ちょっとからかったり、冗談を言ったり普通に話していたと思うんだが。意識してしまうと緊張してしまって…なんて10代の女の子みたいなことを考えている自分に笑ってしまう。

店に来るのは久しぶりだった。
この気持ちを認識してから、そんな気恥ずかしさからなんだか足が遠のいていた。

それはロイにもバレていて、それでからかわれたというか、背中を押してもらったというか。
一応あの人なりに応援してくれているんだなとわかったけど、

「ハボックさん?」
「うわあ!」

いきなり声をかけられてドキッとして変な声が出てしまった。

「…どうしたんですか?お店の前でうろうろして、入らないんですか?」

声をかけてきたのは名前だった。
彼女は珍しく配達に出ていた帰りのようだった。店内にいると思っていたから外で声をかけられたのにはびっくりした。

「ハボックさん、来てくださったの久しぶりですね。最近のおすすめはマロンタルトとパンプキンパイですよ」
「…ああ、そっかもう、秋なんだな」

いつの間にかもう、秋に差し掛かっていたのか。
少し早い気はするが、こういったお店は季節のメニューが変わるのも早いから。

「…ハボックさん?」

どうしたんですか、と心配そうに自分を見る名前。

彼女と出会ったのはまだ春先、いやもう少し寒い頃だった気がする。
季節が変わっていくのは早いもんだ。

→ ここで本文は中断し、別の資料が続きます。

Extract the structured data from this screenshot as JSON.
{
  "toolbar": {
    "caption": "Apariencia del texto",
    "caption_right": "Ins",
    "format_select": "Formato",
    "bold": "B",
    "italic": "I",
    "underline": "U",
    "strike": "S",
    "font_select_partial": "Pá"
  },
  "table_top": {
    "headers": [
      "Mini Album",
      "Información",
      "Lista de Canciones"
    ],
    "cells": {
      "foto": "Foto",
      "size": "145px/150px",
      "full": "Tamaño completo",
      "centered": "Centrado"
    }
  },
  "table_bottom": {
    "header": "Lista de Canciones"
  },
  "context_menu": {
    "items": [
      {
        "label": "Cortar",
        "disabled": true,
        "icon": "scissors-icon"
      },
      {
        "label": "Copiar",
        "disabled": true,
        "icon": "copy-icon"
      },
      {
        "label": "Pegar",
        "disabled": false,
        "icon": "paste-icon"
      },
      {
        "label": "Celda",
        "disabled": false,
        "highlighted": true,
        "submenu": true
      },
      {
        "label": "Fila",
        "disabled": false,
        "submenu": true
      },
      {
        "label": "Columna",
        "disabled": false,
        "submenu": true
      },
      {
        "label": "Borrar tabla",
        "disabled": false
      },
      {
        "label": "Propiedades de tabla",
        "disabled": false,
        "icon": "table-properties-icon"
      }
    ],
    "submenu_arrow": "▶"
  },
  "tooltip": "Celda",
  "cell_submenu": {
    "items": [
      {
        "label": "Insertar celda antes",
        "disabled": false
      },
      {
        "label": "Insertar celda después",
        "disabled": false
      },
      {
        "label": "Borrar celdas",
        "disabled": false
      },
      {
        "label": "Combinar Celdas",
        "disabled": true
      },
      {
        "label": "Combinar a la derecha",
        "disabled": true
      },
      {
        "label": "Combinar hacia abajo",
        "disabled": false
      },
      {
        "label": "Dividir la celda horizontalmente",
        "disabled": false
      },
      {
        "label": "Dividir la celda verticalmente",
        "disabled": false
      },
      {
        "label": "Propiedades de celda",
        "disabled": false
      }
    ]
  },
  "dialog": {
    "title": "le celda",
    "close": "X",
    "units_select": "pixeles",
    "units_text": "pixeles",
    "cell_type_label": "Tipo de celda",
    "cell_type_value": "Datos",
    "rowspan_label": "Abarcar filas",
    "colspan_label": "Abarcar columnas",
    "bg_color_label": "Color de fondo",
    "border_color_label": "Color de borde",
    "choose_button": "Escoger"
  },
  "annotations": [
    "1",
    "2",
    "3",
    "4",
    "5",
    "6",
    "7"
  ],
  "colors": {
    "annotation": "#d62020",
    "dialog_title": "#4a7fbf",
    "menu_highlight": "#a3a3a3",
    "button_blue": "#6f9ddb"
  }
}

このまま何もしなければ、どんどん時が経っていくのか。

そう思い、よし、とようやく決心をした。


「名前ちゃん」
「はい」

きょとんとした顔で自分を見る名前。

「こ、今度お茶でもどうですか、ケーキがおいしい店を知ってるんだ」

結局口から出たのは、ロイに仕込まれた言葉だった。
完全に棒読みだった。どもったし、声も上擦った気がする。

名前はびっくりしたようで目の前で固まっていた。

「え、名前ちゃん、…俺と出かけるのそんなにいや?」

そうしたら彼女は、え、そんな、でも、なんて言って慌て始める。

一連の反応を見て、ああしまったと思った。
やっぱり自分はまだ顔見知りの客くらいのポジションだったか、仲良くなったつもりでいてすっかり自惚れていた、これではあの迷惑なオッサンと同じではないかと自己嫌悪に陥りかけたとき、名前が小さい声でハボックさん、と言った。

「…行きたいです、ケーキがおいしいお店。ハボックさんと」
「…ほんと?」

彼女は小さく頷いた。

…ああ、この状況をポジティブに見るなら、彼女は照れていただけだったのかもしれない。

久しぶりにこんなに緊張したかもしれない。嫌われていないならよかった、と胸を撫でおろす。

「よし、じゃあ約束な!」
「は、はい!約束!」

なんだか嬉しそうに笑ってくれた、そんな姿を見て、心の底から可愛いと思ってしまった。

でもひとつ問題なのは、自分はそのケーキがおいしい店の心当たりがないということだった。